With ollama serve enabled, you need to pull the codellama LLM directly from the internet. You can do this with the ollama pull command. This command will download Meta’s codellama and place it directly on your computer.

ollama pull codellama

The download will take some time to complete. When the process is finished, you’ll have the codellama LLM. From here, you can initialize it with:

ollama run codellama

However, the built-in LLM interaction tool ollama includes isn’t great. It doesn’t provide code snippets in the correct formatting, and it is nearly impossible to keep track of previous chats.

How to set up Oterm on Linux

There are quite a lot of Llama GUI tools for Linux, and other operating systems.

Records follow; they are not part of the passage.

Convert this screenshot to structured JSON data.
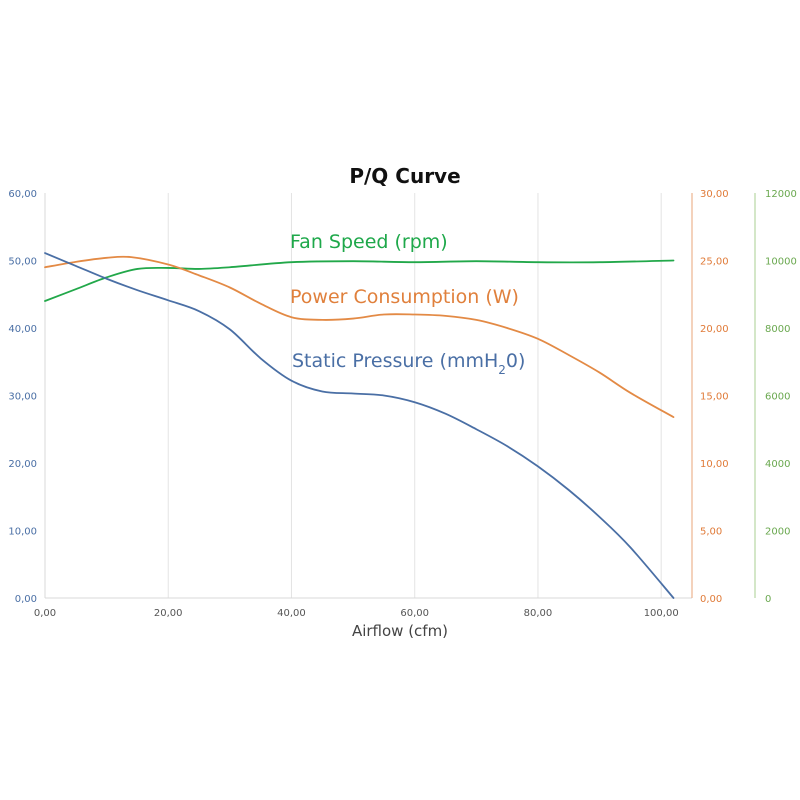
{
  "chart_data": {
    "type": "line",
    "title": "P/Q Curve",
    "xlabel": "Airflow (cfm)",
    "xlim": [
      0,
      105
    ],
    "x_ticks": [
      "0,00",
      "20,00",
      "40,00",
      "60,00",
      "80,00",
      "100,00"
    ],
    "x_tick_values": [
      0,
      20,
      40,
      60,
      80,
      100
    ],
    "axes": {
      "left": {
        "range": [
          0,
          60
        ],
        "tick_values": [
          0,
          10,
          20,
          30,
          40,
          50,
          60
        ],
        "tick_labels": [
          "0,00",
          "10,00",
          "20,00",
          "30,00",
          "40,00",
          "50,00",
          "60,00"
        ],
        "color": "#4a6fa5"
      },
      "right1": {
        "range": [
          0,
          30
        ],
        "tick_values": [
          0,
          5,
          10,
          15,
          20,
          25,
          30
        ],
        "tick_labels": [
          "0,00",
          "5,00",
          "10,00",
          "15,00",
          "20,00",
          "25,00",
          "30,00"
        ],
        "color": "#e07b39"
      },
      "right2": {
        "range": [
          0,
          12000
        ],
        "tick_values": [
          0,
          2000,
          4000,
          6000,
          8000,
          10000,
          12000
        ],
        "tick_labels": [
          "0",
          "2000",
          "4000",
          "6000",
          "8000",
          "10000",
          "12000"
        ],
        "color": "#6aa84f"
      }
    },
    "grid": {
      "vertical": true,
      "horizontal": false
    },
    "series": [
      {
        "name": "Fan Speed (rpm)",
        "name_parts": [
          "Fan Speed (rpm)"
        ],
        "axis": "right2",
        "color": "#22a84a",
        "label_color": "#1ea84a",
        "x": [
          0,
          5,
          10,
          15,
          20,
          25,
          30,
          40,
          50,
          60,
          70,
          80,
          90,
          102
        ],
        "y": [
          8800,
          9150,
          9500,
          9750,
          9780,
          9750,
          9800,
          9950,
          9980,
          9950,
          9980,
          9950,
          9950,
          10000
        ]
      },
      {
        "name": "Power Consumption (W)",
        "name_parts": [
          "Power Consumption (W)"
        ],
        "axis": "right1",
        "color": "#e38a45",
        "label_color": "#e0803c",
        "x": [
          0,
          5,
          10,
          14,
          20,
          25,
          30,
          35,
          40,
          45,
          50,
          55,
          60,
          65,
          70,
          75,
          80,
          85,
          90,
          95,
          102
        ],
        "y": [
          24.5,
          24.9,
          25.2,
          25.25,
          24.7,
          23.9,
          23.0,
          21.8,
          20.8,
          20.6,
          20.7,
          21.0,
          21.0,
          20.9,
          20.6,
          20.0,
          19.2,
          18.0,
          16.7,
          15.2,
          13.4
        ]
      },
      {
        "name": "Static Pressure (mmH20)",
        "name_parts": [
          "Static Pressure (mmH",
          "2",
          "0)"
        ],
        "axis": "left",
        "color": "#4a6fa5",
        "label_color": "#4a6fa5",
        "x": [
          0,
          5,
          10,
          15,
          20,
          25,
          30,
          35,
          40,
          45,
          50,
          55,
          60,
          65,
          70,
          75,
          80,
          85,
          90,
          95,
          102
        ],
        "y": [
          51.1,
          49.2,
          47.3,
          45.6,
          44.1,
          42.5,
          39.8,
          35.5,
          32.2,
          30.6,
          30.3,
          30.0,
          29.0,
          27.3,
          25.0,
          22.5,
          19.5,
          16.0,
          12.0,
          7.5,
          0.0
        ]
      }
    ]
  }
}
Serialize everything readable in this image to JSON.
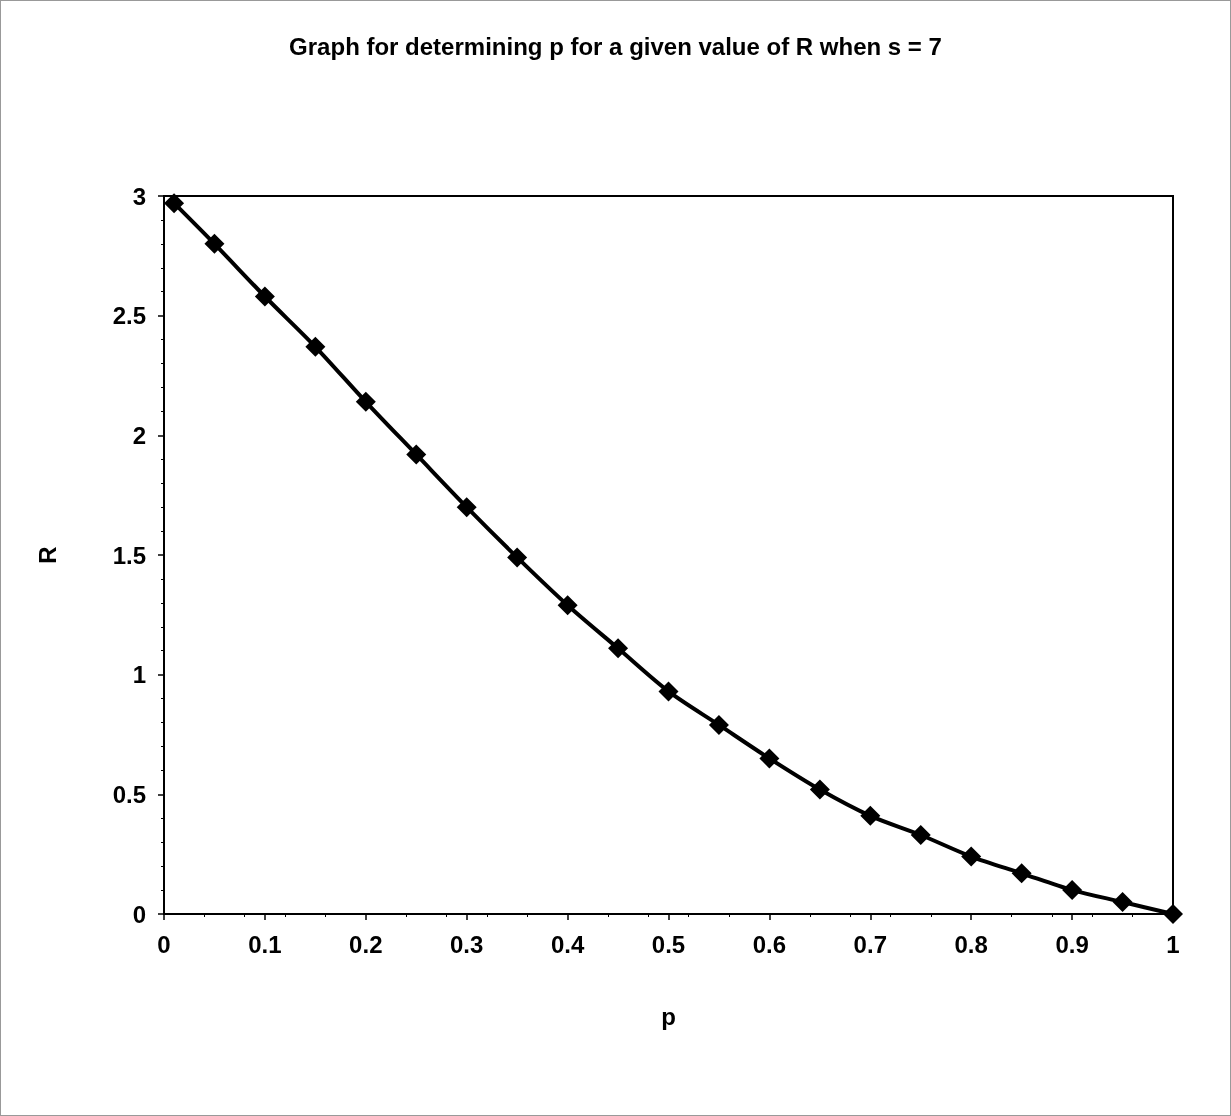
{
  "chart_data": {
    "type": "line",
    "title": "Graph for determining p for a given value of R when s = 7",
    "xlabel": "p",
    "ylabel": "R",
    "x": [
      0.01,
      0.05,
      0.1,
      0.15,
      0.2,
      0.25,
      0.3,
      0.35,
      0.4,
      0.45,
      0.5,
      0.55,
      0.6,
      0.65,
      0.7,
      0.75,
      0.8,
      0.85,
      0.9,
      0.95,
      1
    ],
    "series": [
      {
        "color": "#000000",
        "values": [
          2.97,
          2.8,
          2.58,
          2.37,
          2.14,
          1.92,
          1.7,
          1.49,
          1.29,
          1.11,
          0.93,
          0.79,
          0.65,
          0.52,
          0.41,
          0.33,
          0.24,
          0.17,
          0.1,
          0.05,
          0
        ]
      }
    ],
    "xlim": [
      0,
      1
    ],
    "xticks": [
      0,
      0.1,
      0.2,
      0.3,
      0.4,
      0.5,
      0.6,
      0.7,
      0.8,
      0.9,
      1
    ],
    "ylim": [
      0,
      3
    ],
    "yticks": [
      0,
      0.5,
      1,
      1.5,
      2,
      2.5,
      3
    ],
    "grid": false,
    "marker": "diamond",
    "line_style": "solid"
  }
}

However, Oterm is the most approachable, and easiest to set up. It has a decent UI, and you won’t get frustrated setting everything up if you’re a beginner.

To start the process, you’ll need to install Python PIP. You’ll also need Python virtual env. To set this up, open up a terminal window and follow the instructions below.

Ubuntu/Debian

sudo apt update
sudo apt install python3 python3-venv

Arch Linux

sudo pacman -Sy python

Fedora

sudo dnf install python3 python3-virtualenv

OpenSUSE

sudo zypper install python3 python3-virtualenv

Once you’ve installed the required tools, you can create your Python virtual environment and activate it like so:

python3 -m venv myenv

source myenv/bin/activate

If you want to make activating your Python environment faster, you can add the following bash alias:

echo "alias activate_myenv='source ~/myenv/bin/activate'" >> ~/.bashrc

source ~/.bashrc

Then, activating your Python environment can be done with:

activate_myenv

When you’ve activated your environment, you can use PIP to install Oterm, the terminal-based ollama tool.

pip install oterm

To run Oterm, simply run the oterm command in a terminal. However, Oterm will not work without a separate terminal window running ollama serve.

oterm

How to use codellama

Oterm showcasing the available LLMs to choose from in the app.

Using codellama is a lot like ChatGPT. To start, open up Oterm and select the codellama model with the mouse. Click the “Create” button to start up a new chat. Once you’ve started a new chat, it is ready to use for programming. For example, if you need a quick update script, you can ask codellama to create a Python program that can update your system with: “Develop a program in Python that updates my system automatically,” or something similar.

Codellama being asked the initial prompt for the Python script.

When you ask it this question, it’ll break down how to create this program and give a code example. To get the best out of codellama, be creative!

Codellama being asked a followup question and generating more for the Python program.